Most American country music bands and groups find it difficult to break through the glass ceiling that is the Nashville recording industry. But it's infinitely harder for a band that comes from a country where English isn't exactly a prominent language--especially when that country is one that America had missiles pointed at for forty years. This is the saga told here in THE BALLAD OF BERING STRAIT.
The film tells us of the long four-year struggle of Bering Strait, a sextet of young Russian musicians with a passion for American bluegrass and contemporary country music who kept tenaciously struggling to break into the American market. And as talented as all of them were, particularly co-lead vocalist Natasha Borzilova, banjo player Ilya Toshinsky, and steel player Sasha Ostrovsky, the very fact that they were Russian meant that there was no way people weren't going to see them as something of a novelty.
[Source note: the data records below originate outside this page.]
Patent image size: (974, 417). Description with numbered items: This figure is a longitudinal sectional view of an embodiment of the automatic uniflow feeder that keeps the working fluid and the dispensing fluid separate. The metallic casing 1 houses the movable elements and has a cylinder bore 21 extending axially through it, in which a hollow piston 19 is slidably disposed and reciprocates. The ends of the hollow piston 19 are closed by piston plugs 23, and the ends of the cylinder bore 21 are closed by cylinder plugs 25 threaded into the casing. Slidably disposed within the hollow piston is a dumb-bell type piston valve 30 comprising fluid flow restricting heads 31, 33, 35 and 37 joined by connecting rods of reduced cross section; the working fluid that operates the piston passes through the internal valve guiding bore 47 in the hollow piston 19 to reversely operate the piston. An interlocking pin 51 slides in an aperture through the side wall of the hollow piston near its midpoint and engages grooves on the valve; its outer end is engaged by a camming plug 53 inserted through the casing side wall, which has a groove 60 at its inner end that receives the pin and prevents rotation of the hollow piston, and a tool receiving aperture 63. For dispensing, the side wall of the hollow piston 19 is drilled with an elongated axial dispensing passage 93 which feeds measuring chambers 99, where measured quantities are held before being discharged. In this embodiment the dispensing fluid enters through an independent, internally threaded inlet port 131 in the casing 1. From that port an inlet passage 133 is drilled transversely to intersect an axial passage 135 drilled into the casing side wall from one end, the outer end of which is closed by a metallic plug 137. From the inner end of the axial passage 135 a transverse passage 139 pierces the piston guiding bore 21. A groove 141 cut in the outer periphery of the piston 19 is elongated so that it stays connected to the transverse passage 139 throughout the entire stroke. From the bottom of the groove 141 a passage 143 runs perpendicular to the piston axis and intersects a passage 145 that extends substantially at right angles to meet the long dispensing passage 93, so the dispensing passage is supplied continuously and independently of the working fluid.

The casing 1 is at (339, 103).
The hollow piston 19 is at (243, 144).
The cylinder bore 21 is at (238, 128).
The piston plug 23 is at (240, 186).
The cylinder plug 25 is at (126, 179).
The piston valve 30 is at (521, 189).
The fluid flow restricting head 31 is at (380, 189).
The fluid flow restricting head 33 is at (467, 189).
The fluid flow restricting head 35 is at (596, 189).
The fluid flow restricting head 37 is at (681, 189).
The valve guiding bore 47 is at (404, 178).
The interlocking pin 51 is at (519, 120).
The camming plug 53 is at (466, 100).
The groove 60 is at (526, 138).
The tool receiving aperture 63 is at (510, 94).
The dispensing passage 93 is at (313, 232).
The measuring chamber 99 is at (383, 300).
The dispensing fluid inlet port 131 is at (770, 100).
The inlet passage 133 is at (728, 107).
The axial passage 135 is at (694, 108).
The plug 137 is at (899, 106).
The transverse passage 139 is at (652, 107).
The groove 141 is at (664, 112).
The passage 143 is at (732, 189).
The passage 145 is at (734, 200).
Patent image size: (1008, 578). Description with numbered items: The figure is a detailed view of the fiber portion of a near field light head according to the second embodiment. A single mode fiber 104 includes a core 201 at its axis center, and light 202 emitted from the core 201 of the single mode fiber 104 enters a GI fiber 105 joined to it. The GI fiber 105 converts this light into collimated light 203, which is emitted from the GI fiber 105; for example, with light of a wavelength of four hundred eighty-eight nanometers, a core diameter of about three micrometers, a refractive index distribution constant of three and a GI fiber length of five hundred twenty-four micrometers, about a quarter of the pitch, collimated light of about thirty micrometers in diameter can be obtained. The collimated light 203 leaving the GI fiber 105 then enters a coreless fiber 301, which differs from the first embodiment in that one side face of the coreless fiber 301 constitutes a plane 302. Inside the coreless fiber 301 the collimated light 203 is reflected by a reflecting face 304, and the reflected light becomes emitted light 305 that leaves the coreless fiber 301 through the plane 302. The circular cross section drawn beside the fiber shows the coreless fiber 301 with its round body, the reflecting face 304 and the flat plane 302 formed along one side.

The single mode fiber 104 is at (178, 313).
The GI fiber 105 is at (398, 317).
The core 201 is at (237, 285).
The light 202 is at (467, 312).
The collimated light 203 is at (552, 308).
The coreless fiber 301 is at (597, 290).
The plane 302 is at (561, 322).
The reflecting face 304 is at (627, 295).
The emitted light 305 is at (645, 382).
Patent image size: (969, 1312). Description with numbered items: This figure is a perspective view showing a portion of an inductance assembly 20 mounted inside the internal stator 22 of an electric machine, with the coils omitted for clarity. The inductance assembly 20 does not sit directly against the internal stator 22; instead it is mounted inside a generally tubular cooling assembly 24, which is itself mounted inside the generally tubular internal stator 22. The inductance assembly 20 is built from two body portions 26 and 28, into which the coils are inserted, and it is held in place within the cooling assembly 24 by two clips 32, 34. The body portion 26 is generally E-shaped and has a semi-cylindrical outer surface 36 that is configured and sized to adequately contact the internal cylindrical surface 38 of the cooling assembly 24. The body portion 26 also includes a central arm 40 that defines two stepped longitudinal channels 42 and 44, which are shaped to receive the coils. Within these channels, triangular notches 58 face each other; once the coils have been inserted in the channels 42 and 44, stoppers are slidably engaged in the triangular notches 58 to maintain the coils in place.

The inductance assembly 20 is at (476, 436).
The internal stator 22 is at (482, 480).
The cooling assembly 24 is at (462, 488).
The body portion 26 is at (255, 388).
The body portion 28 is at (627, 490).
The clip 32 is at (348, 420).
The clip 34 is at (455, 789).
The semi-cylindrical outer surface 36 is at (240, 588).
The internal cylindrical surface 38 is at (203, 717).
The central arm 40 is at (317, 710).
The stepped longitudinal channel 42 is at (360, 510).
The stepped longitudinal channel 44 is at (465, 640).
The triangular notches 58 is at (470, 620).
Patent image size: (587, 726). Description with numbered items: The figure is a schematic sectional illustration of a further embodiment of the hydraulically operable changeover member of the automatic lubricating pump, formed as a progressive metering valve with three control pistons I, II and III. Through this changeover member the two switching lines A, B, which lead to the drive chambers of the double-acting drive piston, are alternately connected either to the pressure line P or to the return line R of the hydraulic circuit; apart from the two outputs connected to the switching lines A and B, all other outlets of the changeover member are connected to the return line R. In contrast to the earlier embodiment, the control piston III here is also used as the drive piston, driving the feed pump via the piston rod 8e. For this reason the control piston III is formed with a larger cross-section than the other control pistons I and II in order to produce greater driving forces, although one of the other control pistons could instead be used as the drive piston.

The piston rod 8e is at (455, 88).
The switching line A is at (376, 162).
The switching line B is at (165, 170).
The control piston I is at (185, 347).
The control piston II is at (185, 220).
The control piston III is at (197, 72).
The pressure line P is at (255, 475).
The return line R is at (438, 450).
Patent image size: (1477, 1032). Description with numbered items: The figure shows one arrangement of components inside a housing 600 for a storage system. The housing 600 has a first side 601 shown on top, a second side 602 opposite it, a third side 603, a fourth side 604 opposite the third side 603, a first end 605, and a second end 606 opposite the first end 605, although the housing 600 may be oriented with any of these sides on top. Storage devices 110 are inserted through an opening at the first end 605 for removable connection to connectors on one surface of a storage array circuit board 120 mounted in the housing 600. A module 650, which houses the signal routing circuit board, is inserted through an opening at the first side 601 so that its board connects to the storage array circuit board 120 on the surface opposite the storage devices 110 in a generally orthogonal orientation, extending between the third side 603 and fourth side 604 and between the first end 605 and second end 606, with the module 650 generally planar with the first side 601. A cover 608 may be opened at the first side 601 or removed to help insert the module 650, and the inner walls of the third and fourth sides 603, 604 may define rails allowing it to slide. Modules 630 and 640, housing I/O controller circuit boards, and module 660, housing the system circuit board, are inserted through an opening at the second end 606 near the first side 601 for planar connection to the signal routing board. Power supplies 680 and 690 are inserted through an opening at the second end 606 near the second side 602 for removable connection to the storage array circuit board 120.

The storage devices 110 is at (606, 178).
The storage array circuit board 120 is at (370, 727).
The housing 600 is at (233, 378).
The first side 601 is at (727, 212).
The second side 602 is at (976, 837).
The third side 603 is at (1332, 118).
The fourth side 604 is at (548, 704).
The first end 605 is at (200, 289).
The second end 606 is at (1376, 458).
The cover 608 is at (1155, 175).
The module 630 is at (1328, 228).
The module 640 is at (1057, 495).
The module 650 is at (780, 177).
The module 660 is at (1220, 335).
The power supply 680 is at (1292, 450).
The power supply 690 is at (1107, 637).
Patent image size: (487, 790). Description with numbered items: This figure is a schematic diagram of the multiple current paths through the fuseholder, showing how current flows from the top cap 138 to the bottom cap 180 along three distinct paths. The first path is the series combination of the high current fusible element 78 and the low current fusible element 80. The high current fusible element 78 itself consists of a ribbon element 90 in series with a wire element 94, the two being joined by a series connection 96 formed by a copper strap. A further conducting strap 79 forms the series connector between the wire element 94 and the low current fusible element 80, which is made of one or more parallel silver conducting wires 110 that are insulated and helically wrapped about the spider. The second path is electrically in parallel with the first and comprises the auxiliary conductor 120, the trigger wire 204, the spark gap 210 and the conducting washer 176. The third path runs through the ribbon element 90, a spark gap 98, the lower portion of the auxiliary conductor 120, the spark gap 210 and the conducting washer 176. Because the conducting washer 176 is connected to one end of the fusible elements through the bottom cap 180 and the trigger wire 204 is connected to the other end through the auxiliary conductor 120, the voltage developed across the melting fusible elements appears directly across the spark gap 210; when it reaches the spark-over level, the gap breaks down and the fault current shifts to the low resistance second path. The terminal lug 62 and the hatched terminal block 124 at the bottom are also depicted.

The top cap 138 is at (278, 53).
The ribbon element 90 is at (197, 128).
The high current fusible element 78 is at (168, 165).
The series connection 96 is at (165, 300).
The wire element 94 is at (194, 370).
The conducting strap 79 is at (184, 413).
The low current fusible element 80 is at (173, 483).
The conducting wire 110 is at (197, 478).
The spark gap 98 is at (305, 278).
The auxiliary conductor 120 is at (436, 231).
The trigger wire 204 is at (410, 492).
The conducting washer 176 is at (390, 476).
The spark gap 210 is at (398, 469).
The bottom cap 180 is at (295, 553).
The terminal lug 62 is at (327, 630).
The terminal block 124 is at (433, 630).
But a look into their background, conducted by director Nina Gilden Seavey, and their musicianship showed that they could craft their material into something unique and fresh. At the end, they do indeed make a major-league debut in 2002 at Wolftrap, outside of Washington D.C., as the opening act for Trisha Yearwood.
THE BALLAD OF BERING STRAIT goes into great depth into how the Nashville music and radio machinery operates, and how this band, as talented as they are, can find themselves pushing up against not only a glass ceiling, but really a stone wall. It was a near-impossible thing, with the record companies they were signed to being consolidated, their Nashville apartment going up in flames, and much, much more. But in the end, they persevered, and went on to make two albums as a band. And while they did split up in 2006, they still managed to break through to a dedicated cult following. This film shows how it all happened, and is a marvelous demonstration of tenacious and young country musicians from another part of the world somehow being able to make an impact in America.